Questo paese ti mette in riga. Come appreso a Buenos Aires, la vita non ha lo stesso valore in tutti i luoghi del mondo. E la cosa più complessa è togliere le lenti con cui lo leggiamo, il mondo. Da noi TikTok, qui bannato, è “il nuovo social network”, loro hanno app diverse. Ma soprattutto hanno Jaipur. È inutile essere ipocriti, l’India non è il luogo elettivo per il nostro turismo: si, abbiamo tutti l’amico/a freak che sogna Goa per il ritiro di Yoga, ma non è in top 3 tra i desiderata quando si varca la porta dell’agenzia viaggi. L’ho detto ai miei studenti, di Goa intendo, loro ridono. Quando parlo di lenti con cui leggere il mondo parlo del fatto che a loro della water villa alle Maldive non interessa nulla, vogliono andare a Jaipur.
La prima cosa da fare è scrollarsi di dosso quel senso di superiorità che dà per scontata la volontà di tutta l’India di vivere in Italia o UK. La mia sensazione è che a loro sia ben chiaro che una scuola americana o europea è migliore dell’attuale educazione locale (soprattutto di base), ma l’approccio UAE (“vieni e accelera il mio paese a suon di soldi”) qui non passa. È molto più “diamo alla parte facoltosa della popolazione la possibilità di studiare all’americana, loro nel giro di qualche anno tireranno su gli altri”, nel frattempo salviamo quelli che possiamo. Credo possa centrare il fatto che nella loro religione la durata del sistema non è di 40/60/80 anni, ma il giro ricomincia.

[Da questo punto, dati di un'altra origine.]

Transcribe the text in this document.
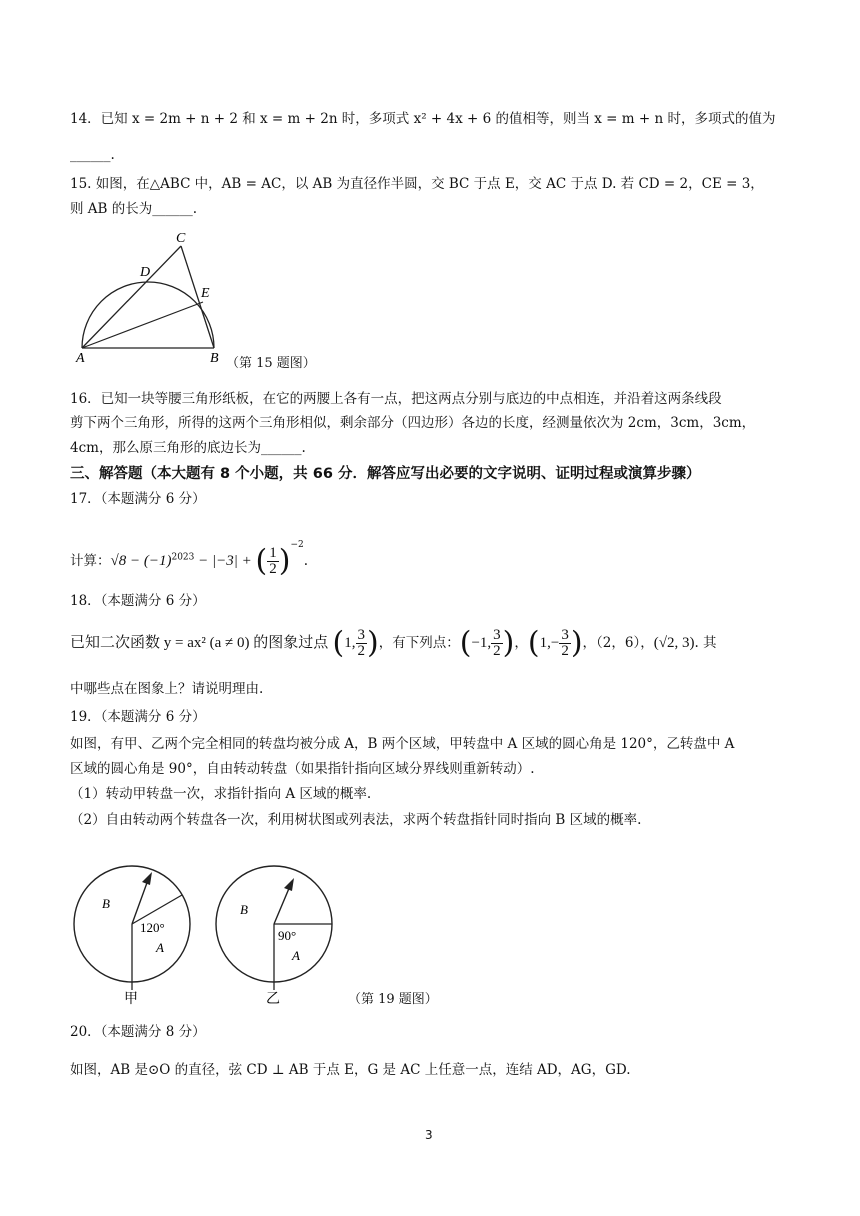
14．已知 x = 2m + n + 2 和 x = m + 2n 时，多项式 x² + 4x + 6 的值相等，则当 x = m + n 时，多项式的值为
______.
15. 如图，在△ABC 中，AB = AC，以 AB 为直径作半圆，交 BC 于点 E，交 AC 于点 D. 若 CD = 2，CE = 3，
则 AB 的长为______.
C
D
E
A	B （第 15 题图）
16．已知一块等腰三角形纸板，在它的两腰上各有一点，把这两点分别与底边的中点相连，并沿着这两条线段
剪下两个三角形，所得的这两个三角形相似，剩余部分（四边形）各边的长度，经测量依次为 2cm，3cm，3cm，
4cm，那么原三角形的底边长为______.
三、解答题（本大题有 8 个小题，共 66 分．解答应写出必要的文字说明、证明过程或演算步骤）
17．（本题满分 6 分）
计算：$√8 - (-1)^{2023} - |-3|$ + ( $\frac{1}{2} )^{-2}$.
18．（本题满分 6 分）
已知二次函数 y = ax² (a ≠ 0) 的图象过点 (1, $\frac{3}{2}$ )，有下列点：(−1, $\frac{3}{2}$ )，($1,- \frac{3}{2}$ )，（2，6），(√2, 3). 其
中哪些点在图象上？请说明理由.
19．（本题满分 6 分）
如图，有甲、乙两个完全相同的转盘均被分成 A，B 两个区域，甲转盘中 A 区域的圆心角是 120°，乙转盘中 A
区域的圆心角是 90°，自由转动转盘（如果指针指向区域分界线则重新转动）.
（1）转动甲转盘一次，求指针指向 A 区域的概率.
（2）自由转动两个转盘各一次，利用树状图或列表法，求两个转盘指针同时指向 B 区域的概率.
B
120°
A
甲
B
90°
A
乙	（第 19 题图）
20．（本题满分 8 分）
如图，AB 是⊙O 的直径，弦 CD ⊥ AB 于点 E，G 是 AC 上任意一点，连结 AD，AG，GD.
3
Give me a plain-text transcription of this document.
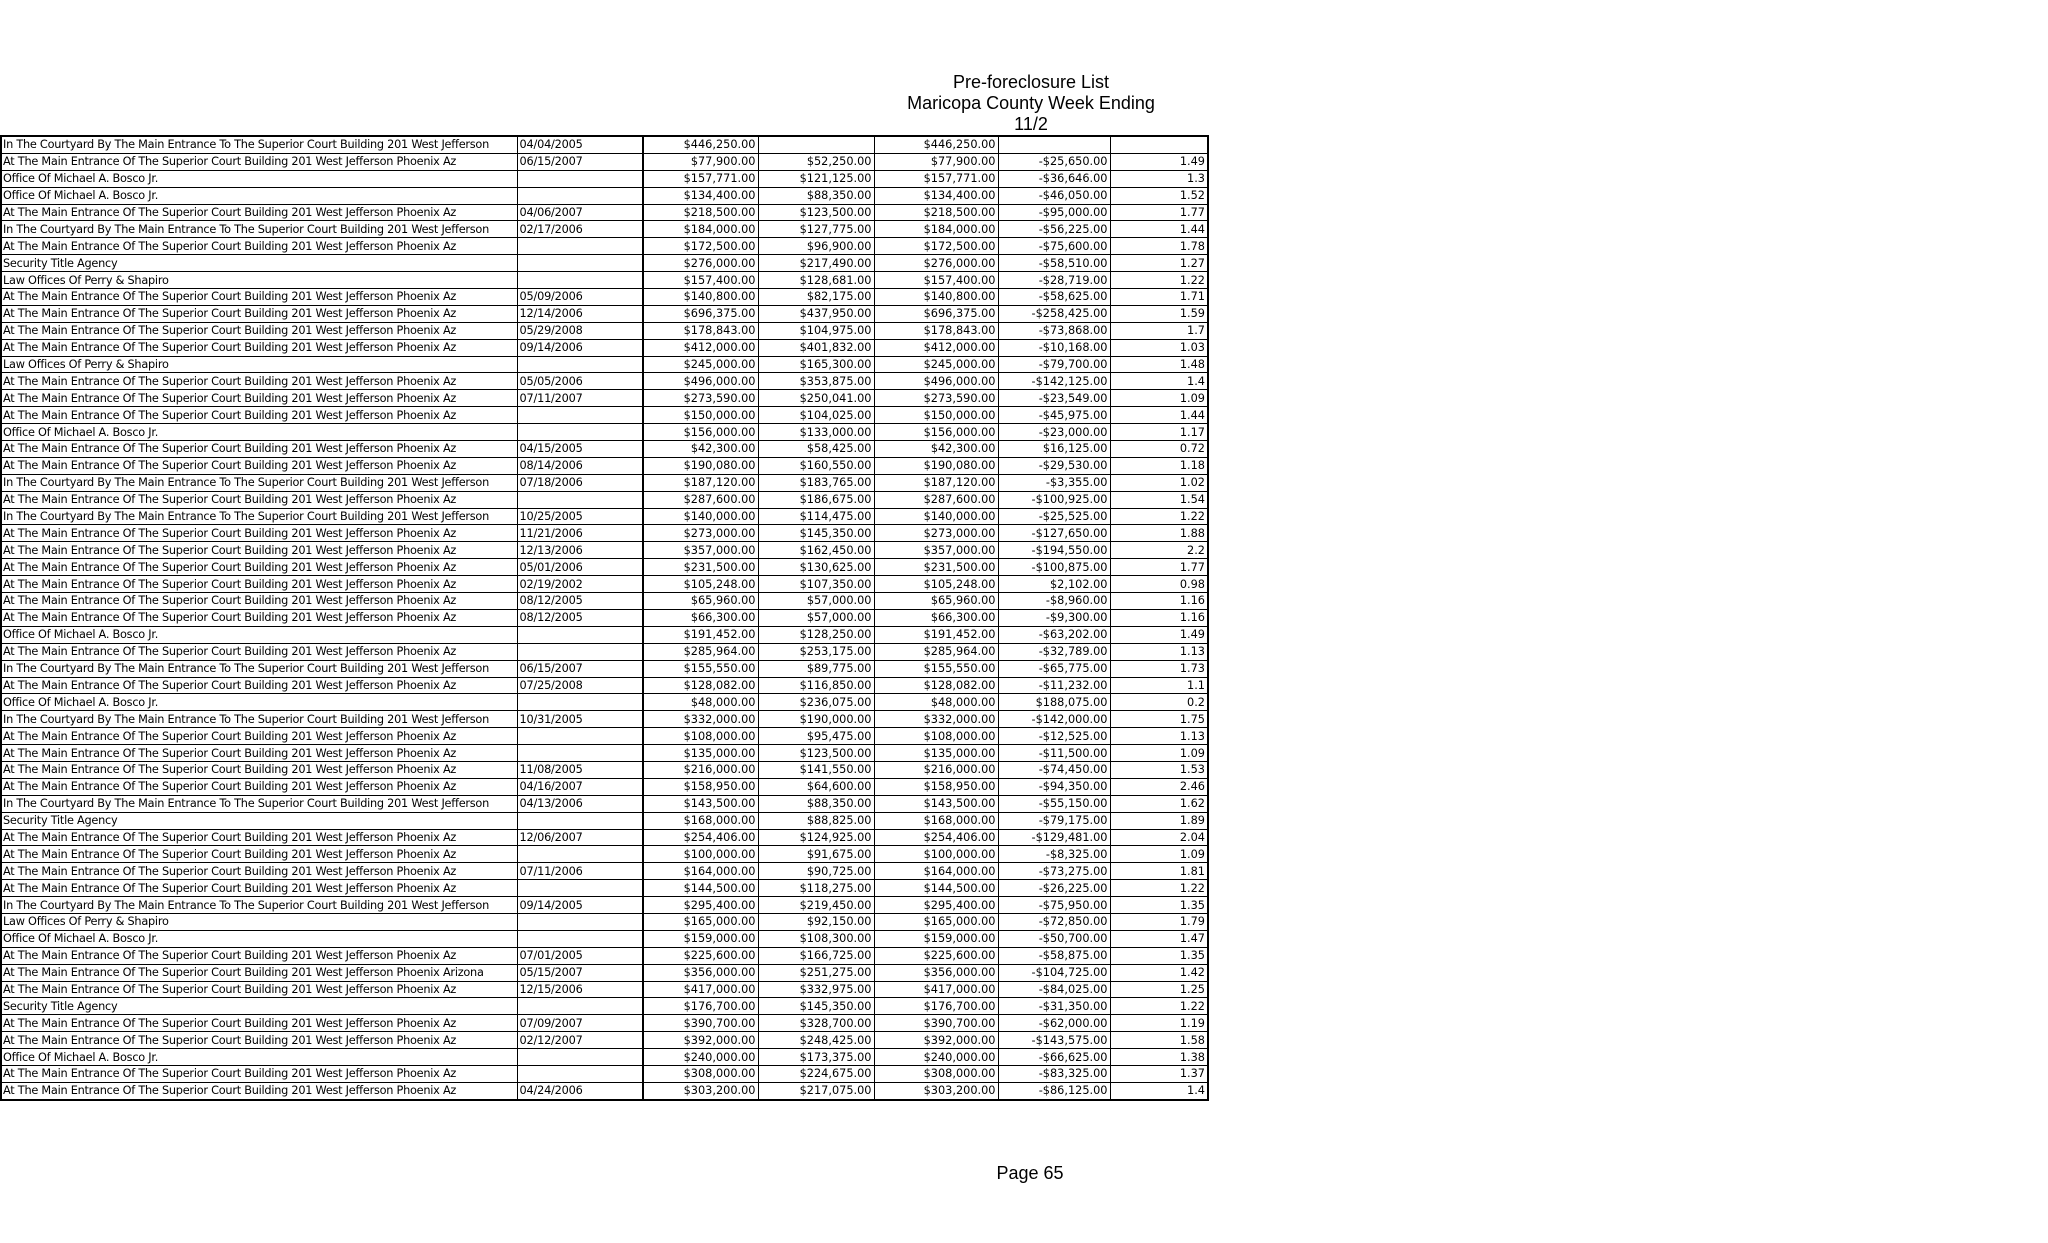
Pre-foreclosure List
Maricopa County Week Ending 11/2
In The Courtyard By The Main Entrance To The Superior Court Building 201 West Jefferson	04/04/2005	$446,250.00		$446,250.00		
At The Main Entrance Of The Superior Court Building 201 West Jefferson Phoenix Az	06/15/2007	$77,900.00	$52,250.00	$77,900.00	-$25,650.00	1.49
Office Of Michael A. Bosco Jr.		$157,771.00	$121,125.00	$157,771.00	-$36,646.00	1.3
Office Of Michael A. Bosco Jr.		$134,400.00	$88,350.00	$134,400.00	-$46,050.00	1.52
At The Main Entrance Of The Superior Court Building 201 West Jefferson Phoenix Az	04/06/2007	$218,500.00	$123,500.00	$218,500.00	-$95,000.00	1.77
In The Courtyard By The Main Entrance To The Superior Court Building 201 West Jefferson	02/17/2006	$184,000.00	$127,775.00	$184,000.00	-$56,225.00	1.44
At The Main Entrance Of The Superior Court Building 201 West Jefferson Phoenix Az		$172,500.00	$96,900.00	$172,500.00	-$75,600.00	1.78
Security Title Agency		$276,000.00	$217,490.00	$276,000.00	-$58,510.00	1.27
Law Offices Of Perry & Shapiro		$157,400.00	$128,681.00	$157,400.00	-$28,719.00	1.22
At The Main Entrance Of The Superior Court Building 201 West Jefferson Phoenix Az	05/09/2006	$140,800.00	$82,175.00	$140,800.00	-$58,625.00	1.71
At The Main Entrance Of The Superior Court Building 201 West Jefferson Phoenix Az	12/14/2006	$696,375.00	$437,950.00	$696,375.00	-$258,425.00	1.59
At The Main Entrance Of The Superior Court Building 201 West Jefferson Phoenix Az	05/29/2008	$178,843.00	$104,975.00	$178,843.00	-$73,868.00	1.7
At The Main Entrance Of The Superior Court Building 201 West Jefferson Phoenix Az	09/14/2006	$412,000.00	$401,832.00	$412,000.00	-$10,168.00	1.03
Law Offices Of Perry & Shapiro		$245,000.00	$165,300.00	$245,000.00	-$79,700.00	1.48
At The Main Entrance Of The Superior Court Building 201 West Jefferson Phoenix Az	05/05/2006	$496,000.00	$353,875.00	$496,000.00	-$142,125.00	1.4
At The Main Entrance Of The Superior Court Building 201 West Jefferson Phoenix Az	07/11/2007	$273,590.00	$250,041.00	$273,590.00	-$23,549.00	1.09
At The Main Entrance Of The Superior Court Building 201 West Jefferson Phoenix Az		$150,000.00	$104,025.00	$150,000.00	-$45,975.00	1.44
Office Of Michael A. Bosco Jr.		$156,000.00	$133,000.00	$156,000.00	-$23,000.00	1.17
At The Main Entrance Of The Superior Court Building 201 West Jefferson Phoenix Az	04/15/2005	$42,300.00	$58,425.00	$42,300.00	$16,125.00	0.72
At The Main Entrance Of The Superior Court Building 201 West Jefferson Phoenix Az	08/14/2006	$190,080.00	$160,550.00	$190,080.00	-$29,530.00	1.18
In The Courtyard By The Main Entrance To The Superior Court Building 201 West Jefferson	07/18/2006	$187,120.00	$183,765.00	$187,120.00	-$3,355.00	1.02
At The Main Entrance Of The Superior Court Building 201 West Jefferson Phoenix Az		$287,600.00	$186,675.00	$287,600.00	-$100,925.00	1.54
In The Courtyard By The Main Entrance To The Superior Court Building 201 West Jefferson	10/25/2005	$140,000.00	$114,475.00	$140,000.00	-$25,525.00	1.22
At The Main Entrance Of The Superior Court Building 201 West Jefferson Phoenix Az	11/21/2006	$273,000.00	$145,350.00	$273,000.00	-$127,650.00	1.88
At The Main Entrance Of The Superior Court Building 201 West Jefferson Phoenix Az	12/13/2006	$357,000.00	$162,450.00	$357,000.00	-$194,550.00	2.2
At The Main Entrance Of The Superior Court Building 201 West Jefferson Phoenix Az	05/01/2006	$231,500.00	$130,625.00	$231,500.00	-$100,875.00	1.77
At The Main Entrance Of The Superior Court Building 201 West Jefferson Phoenix Az	02/19/2002	$105,248.00	$107,350.00	$105,248.00	$2,102.00	0.98
At The Main Entrance Of The Superior Court Building 201 West Jefferson Phoenix Az	08/12/2005	$65,960.00	$57,000.00	$65,960.00	-$8,960.00	1.16
At The Main Entrance Of The Superior Court Building 201 West Jefferson Phoenix Az	08/12/2005	$66,300.00	$57,000.00	$66,300.00	-$9,300.00	1.16
Office Of Michael A. Bosco Jr.		$191,452.00	$128,250.00	$191,452.00	-$63,202.00	1.49
At The Main Entrance Of The Superior Court Building 201 West Jefferson Phoenix Az		$285,964.00	$253,175.00	$285,964.00	-$32,789.00	1.13
In The Courtyard By The Main Entrance To The Superior Court Building 201 West Jefferson	06/15/2007	$155,550.00	$89,775.00	$155,550.00	-$65,775.00	1.73
At The Main Entrance Of The Superior Court Building 201 West Jefferson Phoenix Az	07/25/2008	$128,082.00	$116,850.00	$128,082.00	-$11,232.00	1.1
Office Of Michael A. Bosco Jr.		$48,000.00	$236,075.00	$48,000.00	$188,075.00	0.2
In The Courtyard By The Main Entrance To The Superior Court Building 201 West Jefferson	10/31/2005	$332,000.00	$190,000.00	$332,000.00	-$142,000.00	1.75
At The Main Entrance Of The Superior Court Building 201 West Jefferson Phoenix Az		$108,000.00	$95,475.00	$108,000.00	-$12,525.00	1.13
At The Main Entrance Of The Superior Court Building 201 West Jefferson Phoenix Az		$135,000.00	$123,500.00	$135,000.00	-$11,500.00	1.09
At The Main Entrance Of The Superior Court Building 201 West Jefferson Phoenix Az	11/08/2005	$216,000.00	$141,550.00	$216,000.00	-$74,450.00	1.53
At The Main Entrance Of The Superior Court Building 201 West Jefferson Phoenix Az	04/16/2007	$158,950.00	$64,600.00	$158,950.00	-$94,350.00	2.46
In The Courtyard By The Main Entrance To The Superior Court Building 201 West Jefferson	04/13/2006	$143,500.00	$88,350.00	$143,500.00	-$55,150.00	1.62
Security Title Agency		$168,000.00	$88,825.00	$168,000.00	-$79,175.00	1.89
At The Main Entrance Of The Superior Court Building 201 West Jefferson Phoenix Az	12/06/2007	$254,406.00	$124,925.00	$254,406.00	-$129,481.00	2.04
At The Main Entrance Of The Superior Court Building 201 West Jefferson Phoenix Az		$100,000.00	$91,675.00	$100,000.00	-$8,325.00	1.09
At The Main Entrance Of The Superior Court Building 201 West Jefferson Phoenix Az	07/11/2006	$164,000.00	$90,725.00	$164,000.00	-$73,275.00	1.81
At The Main Entrance Of The Superior Court Building 201 West Jefferson Phoenix Az		$144,500.00	$118,275.00	$144,500.00	-$26,225.00	1.22
In The Courtyard By The Main Entrance To The Superior Court Building 201 West Jefferson	09/14/2005	$295,400.00	$219,450.00	$295,400.00	-$75,950.00	1.35
Law Offices Of Perry & Shapiro		$165,000.00	$92,150.00	$165,000.00	-$72,850.00	1.79
Office Of Michael A. Bosco Jr.		$159,000.00	$108,300.00	$159,000.00	-$50,700.00	1.47
At The Main Entrance Of The Superior Court Building 201 West Jefferson Phoenix Az	07/01/2005	$225,600.00	$166,725.00	$225,600.00	-$58,875.00	1.35
At The Main Entrance Of The Superior Court Building 201 West Jefferson Phoenix Arizona	05/15/2007	$356,000.00	$251,275.00	$356,000.00	-$104,725.00	1.42
At The Main Entrance Of The Superior Court Building 201 West Jefferson Phoenix Az	12/15/2006	$417,000.00	$332,975.00	$417,000.00	-$84,025.00	1.25
Security Title Agency		$176,700.00	$145,350.00	$176,700.00	-$31,350.00	1.22
At The Main Entrance Of The Superior Court Building 201 West Jefferson Phoenix Az	07/09/2007	$390,700.00	$328,700.00	$390,700.00	-$62,000.00	1.19
At The Main Entrance Of The Superior Court Building 201 West Jefferson Phoenix Az	02/12/2007	$392,000.00	$248,425.00	$392,000.00	-$143,575.00	1.58
Office Of Michael A. Bosco Jr.		$240,000.00	$173,375.00	$240,000.00	-$66,625.00	1.38
At The Main Entrance Of The Superior Court Building 201 West Jefferson Phoenix Az		$308,000.00	$224,675.00	$308,000.00	-$83,325.00	1.37
At The Main Entrance Of The Superior Court Building 201 West Jefferson Phoenix Az	04/24/2006	$303,200.00	$217,075.00	$303,200.00	-$86,125.00	1.4
Page 65
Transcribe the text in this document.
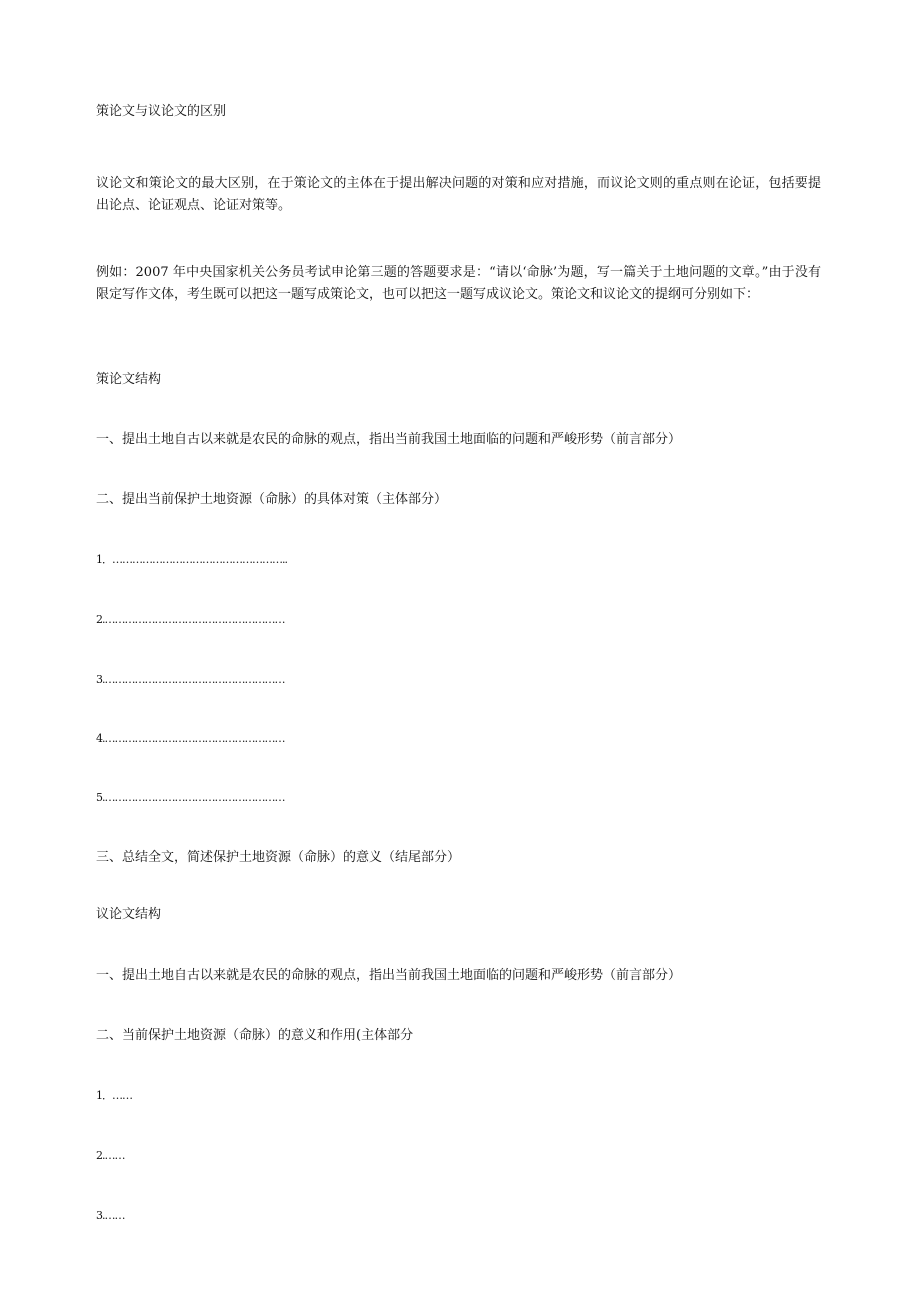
策论文与议论文的区别
议论文和策论文的最大区别，在于策论文的主体在于提出解决问题的对策和应对措施，而议论文则的重点则在论证，包括要提出论点、论证观点、论证对策等。
例如：2007 年中央国家机关公务员考试申论第三题的答题要求是：“请以‘命脉’为题，写一篇关于土地问题的文章。”由于没有限定写作文体，考生既可以把这一题写成策论文，也可以把这一题写成议论文。策论文和议论文的提纲可分别如下：
策论文结构
一、提出土地自古以来就是农民的命脉的观点，指出当前我国土地面临的问题和严峻形势（前言部分）
二、提出当前保护土地资源（命脉）的具体对策（主体部分）
1．……………………………………………..
2.………………………………………………
3.………………………………………………
4.………………………………………………
5.………………………………………………
三、总结全文，简述保护土地资源（命脉）的意义（结尾部分）
议论文结构
一、提出土地自古以来就是农民的命脉的观点，指出当前我国土地面临的问题和严峻形势（前言部分）
二、当前保护土地资源（命脉）的意义和作用(主体部分
1．……
2.……
3.……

Una delle mie studentesse è un’artista, ha il suo brand di felpe dipinte a mano da lei, ha 25 anni ha già chiuso la sua prima startup. Vuole lavorare una tesi sulle subculture street e inserirsi con un nuovo progetto negli eventi alla moda di Mumbai. Questo luogo sta cambiando, e la coesistenza di più situazioni è normale. Andiamo al tempio. C’è un ragazzo teso, lo conosciamo per vie traverse. La sorella non può sposarsi se prima non si sposa lui. E se lui non si fidanza velocemente, la fidanzata gliela trova il padre. Succederà che la famiglia della sposa pagherà un investigatore per andare a casa del futuro sposo e capire se davvero lo stato sociale è quello dichiarato. E allora via libera ad un ricevimento lungo da tre a sei giorni.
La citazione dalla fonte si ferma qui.